Insurance Sector

insurance

Risk Based Pricing for Insurance Companies

Support of insurance companies in accurate and efficient estimation of claims probability, accompanied with severity modelling.

An holistic understanding and measurement of risk is sought and for this consultation can take place in the design of the data capturing process, data cleaning and mining, correspondence to other internal and external data sources and set up of a validation framework.

Fraud Modelling

Verification for fraud in the insurance sector can be a resource intense task. Modelling can be introduced to generate fraud probabilities and rank risk based on importance for manual verification.

The benefits are clear:

  • Efficient resource allocation.
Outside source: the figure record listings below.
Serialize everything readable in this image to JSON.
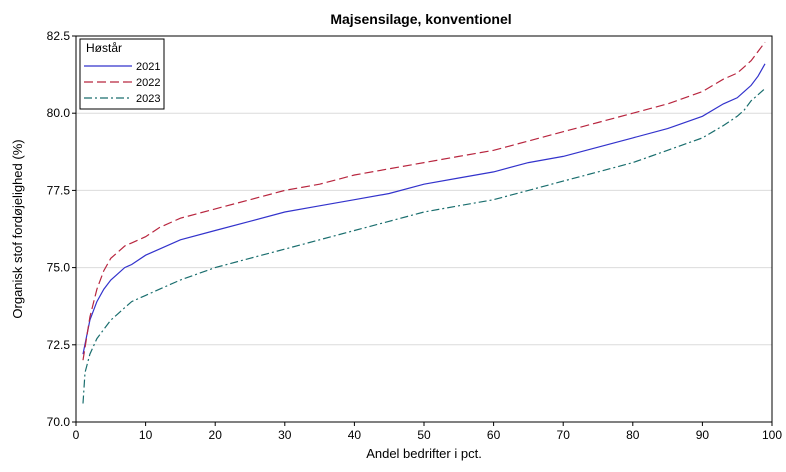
{
  "chart_data": {
    "type": "line",
    "title": "Majsensilage, konventionel",
    "xlabel": "Andel bedrifter i pct.",
    "ylabel": "Organisk stof fordøjelighed (%)",
    "xlim": [
      0,
      100
    ],
    "ylim": [
      70.0,
      82.5
    ],
    "xticks": [
      0,
      10,
      20,
      30,
      40,
      50,
      60,
      70,
      80,
      90,
      100
    ],
    "yticks": [
      70.0,
      72.5,
      75.0,
      77.5,
      80.0,
      82.5
    ],
    "xtick_labels": [
      "0",
      "10",
      "20",
      "30",
      "40",
      "50",
      "60",
      "70",
      "80",
      "90",
      "100"
    ],
    "ytick_labels": [
      "70.0",
      "72.5",
      "75.0",
      "77.5",
      "80.0",
      "82.5"
    ],
    "grid": "horizontal",
    "legend": {
      "title": "Høstår",
      "position": "top-left",
      "entries": [
        "2021",
        "2022",
        "2023"
      ]
    },
    "series": [
      {
        "name": "2021",
        "color": "#3333cc",
        "dash": "solid",
        "x": [
          1,
          2,
          3,
          4,
          5,
          6,
          7,
          8,
          10,
          12,
          15,
          20,
          25,
          30,
          35,
          40,
          45,
          50,
          55,
          60,
          65,
          70,
          75,
          80,
          85,
          90,
          93,
          95,
          96,
          97,
          98,
          99
        ],
        "y": [
          72.2,
          73.3,
          73.9,
          74.3,
          74.6,
          74.8,
          75.0,
          75.1,
          75.4,
          75.6,
          75.9,
          76.2,
          76.5,
          76.8,
          77.0,
          77.2,
          77.4,
          77.7,
          77.9,
          78.1,
          78.4,
          78.6,
          78.9,
          79.2,
          79.5,
          79.9,
          80.3,
          80.5,
          80.7,
          80.9,
          81.2,
          81.6
        ]
      },
      {
        "name": "2022",
        "color": "#b8263f",
        "dash": "long-dash",
        "x": [
          1,
          2,
          3,
          4,
          5,
          6,
          7,
          8,
          10,
          12,
          15,
          20,
          25,
          30,
          35,
          40,
          45,
          50,
          55,
          60,
          65,
          70,
          75,
          80,
          85,
          90,
          93,
          95,
          96,
          97,
          98,
          99
        ],
        "y": [
          72.0,
          73.4,
          74.3,
          74.9,
          75.3,
          75.5,
          75.7,
          75.8,
          76.0,
          76.3,
          76.6,
          76.9,
          77.2,
          77.5,
          77.7,
          78.0,
          78.2,
          78.4,
          78.6,
          78.8,
          79.1,
          79.4,
          79.7,
          80.0,
          80.3,
          80.7,
          81.1,
          81.3,
          81.5,
          81.7,
          82.0,
          82.3
        ]
      },
      {
        "name": "2023",
        "color": "#1a6e6e",
        "dash": "dash-dot",
        "x": [
          1,
          1.3,
          2,
          3,
          4,
          5,
          6,
          7,
          8,
          10,
          12,
          15,
          20,
          25,
          30,
          35,
          40,
          45,
          50,
          55,
          60,
          65,
          70,
          75,
          80,
          85,
          90,
          93,
          95,
          96,
          97,
          98,
          99
        ],
        "y": [
          70.6,
          71.6,
          72.2,
          72.7,
          73.0,
          73.3,
          73.5,
          73.7,
          73.9,
          74.1,
          74.3,
          74.6,
          75.0,
          75.3,
          75.6,
          75.9,
          76.2,
          76.5,
          76.8,
          77.0,
          77.2,
          77.5,
          77.8,
          78.1,
          78.4,
          78.8,
          79.2,
          79.6,
          79.9,
          80.1,
          80.4,
          80.6,
          80.8
        ]
      }
    ]
  }
}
Especially important when volumes of claims increase

  • Reduction of handling costs

  • Lower premiums because insurers can reduce the cost of covering for fraud

  • Data driven decisions and monitoring of events

  • Managing and monitoring performance, as verification resources can be evaluated vs. model estimations

  • Eligible for champion:challenger approaches and constant improvement of processes

Solvency II & Regulatory Framework

Solvency II recognizes and expects that approved models for capital requirements are used for business decisions

Estimate of technical provisions should take place based on best estimate of future cashflows, with appropriate homogenous pools formulation

Robust risk models used for pricing can be used:

  • To provide Best Estimate of liabilities for formulation of technical provisions

  • As part of a forecasting liabilities analysis from future business within the following 12 months under the SCR framework

  • As part of the methodology of the unexpected loss analysis 

Having provided support to banking institutions on methodology design, risk components estimation, validation framework design and risk pools optimization for the equivalent Basel II framework, our professionals are well experienced to support insurance companies to meet the challenge of Solvency II.